El sentido de nuestra fe: El mensaje del Diácono
La ceremonia de bendición, presidida por el Diácono Yefri Claudio Sánchez, fue un momento de profunda catequesis. Durante su mensaje, el Diácono resaltó un punto vital sobre nuestra tradición: el papel de las imágenes en la vida de oración. Explicó que, como católicos, no adoramos las imágenes, pues la adoración está reservada exclusivamente a Dios. En cambio, las imágenes son signos que nos ayudan a elevar la mente y el corazón hacia lo divino; son representaciones que nos invitan a imitar las virtudes de quienes, como María, caminaron en santidad.

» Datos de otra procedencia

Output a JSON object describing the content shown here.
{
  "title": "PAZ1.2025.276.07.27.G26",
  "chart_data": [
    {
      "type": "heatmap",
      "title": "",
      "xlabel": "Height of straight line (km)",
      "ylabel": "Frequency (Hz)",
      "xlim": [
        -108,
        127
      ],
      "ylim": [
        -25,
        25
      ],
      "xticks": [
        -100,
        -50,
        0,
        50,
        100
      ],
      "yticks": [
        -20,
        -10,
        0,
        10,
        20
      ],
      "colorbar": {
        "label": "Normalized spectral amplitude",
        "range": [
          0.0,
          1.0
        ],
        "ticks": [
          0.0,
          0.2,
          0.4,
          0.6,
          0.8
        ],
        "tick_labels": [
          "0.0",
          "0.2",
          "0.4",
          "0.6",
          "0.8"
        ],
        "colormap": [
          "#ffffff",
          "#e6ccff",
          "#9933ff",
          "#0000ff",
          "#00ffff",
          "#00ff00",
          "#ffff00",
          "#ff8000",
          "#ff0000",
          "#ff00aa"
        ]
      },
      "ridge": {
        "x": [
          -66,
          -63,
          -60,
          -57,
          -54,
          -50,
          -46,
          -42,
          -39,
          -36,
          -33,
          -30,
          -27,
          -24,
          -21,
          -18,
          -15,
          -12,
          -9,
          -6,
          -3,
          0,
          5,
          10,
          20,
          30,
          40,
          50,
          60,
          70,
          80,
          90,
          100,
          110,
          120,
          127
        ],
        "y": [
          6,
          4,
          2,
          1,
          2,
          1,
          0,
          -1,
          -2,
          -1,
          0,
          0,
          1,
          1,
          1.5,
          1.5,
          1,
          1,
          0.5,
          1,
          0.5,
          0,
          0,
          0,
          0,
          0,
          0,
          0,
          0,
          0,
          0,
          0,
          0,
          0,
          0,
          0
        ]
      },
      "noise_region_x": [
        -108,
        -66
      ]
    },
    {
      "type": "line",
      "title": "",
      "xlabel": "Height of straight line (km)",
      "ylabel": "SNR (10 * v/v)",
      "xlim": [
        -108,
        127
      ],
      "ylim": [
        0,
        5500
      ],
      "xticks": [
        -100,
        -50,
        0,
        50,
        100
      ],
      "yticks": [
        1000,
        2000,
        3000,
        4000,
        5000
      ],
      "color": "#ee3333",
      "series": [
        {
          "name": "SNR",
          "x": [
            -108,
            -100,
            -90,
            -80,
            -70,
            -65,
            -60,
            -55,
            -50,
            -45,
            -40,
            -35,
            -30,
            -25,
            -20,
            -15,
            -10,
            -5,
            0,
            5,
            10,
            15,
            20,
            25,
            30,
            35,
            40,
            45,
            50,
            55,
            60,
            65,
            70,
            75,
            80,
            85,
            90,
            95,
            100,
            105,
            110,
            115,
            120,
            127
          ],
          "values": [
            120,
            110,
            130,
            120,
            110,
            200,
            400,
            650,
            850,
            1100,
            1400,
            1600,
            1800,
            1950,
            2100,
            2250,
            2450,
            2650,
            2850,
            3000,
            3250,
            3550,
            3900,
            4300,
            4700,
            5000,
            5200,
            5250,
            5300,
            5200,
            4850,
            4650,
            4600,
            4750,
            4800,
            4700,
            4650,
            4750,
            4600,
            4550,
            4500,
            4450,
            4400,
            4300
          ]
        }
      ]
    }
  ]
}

En el corazón de nuestro campus, la Universidad para el Desarrollo Andino (UDEA) ha dado un paso significativo en su compromiso con la formación integral de sus miembros. Con la reciente implementación y bendición de nuestro oratorio, reafirmamos nuestra orientación católica, brindando a estudiantes y docentes un espacio sagrado para la reflexión y el encuentro espiritual.
Gratitud y devoción en el campus
Este nuevo espacio de paz cuenta ahora con una guardiana especial: la escultura de la Virgen. Esta hermosa imagen fue recibida con profunda gratitud como una generosa donación del Ing. Cerafin Ramos Rojas, Alcalde de Angaraes. La Virgen, que ya ocupa su lugar de honor, se convierte en un símbolo de protección y compañía para toda la comunidad universitaria, fortaleciendo el vínculo de fe que nos une con nuestra provincia.
Un espacio para el encuentro íntimo
Más que un simple recinto, el oratorio de la UDEA ha sido concebido como un oasis de silencio en medio de la intensidad académica. Es un lugar destinado al encuentro íntimo con Dios, donde cada joven y cada maestro puede acudir para encontrar consuelo, agradecer los logros alcanzados o simplemente buscar la claridad que solo se halla en el recogimiento. En un mundo que corre deprisa, la UDEA ofrece este refugio para que el espíritu también pueda crecer, recordándonos que la excelencia profesional alcanza su plenitud cuando va de la mano con la paz del corazón.
Invitamos a toda la familia UDEA a hacer suyo este espacio, permitiendo que la oración sea el motor que guíe nuestro camino hacia la sabiduría.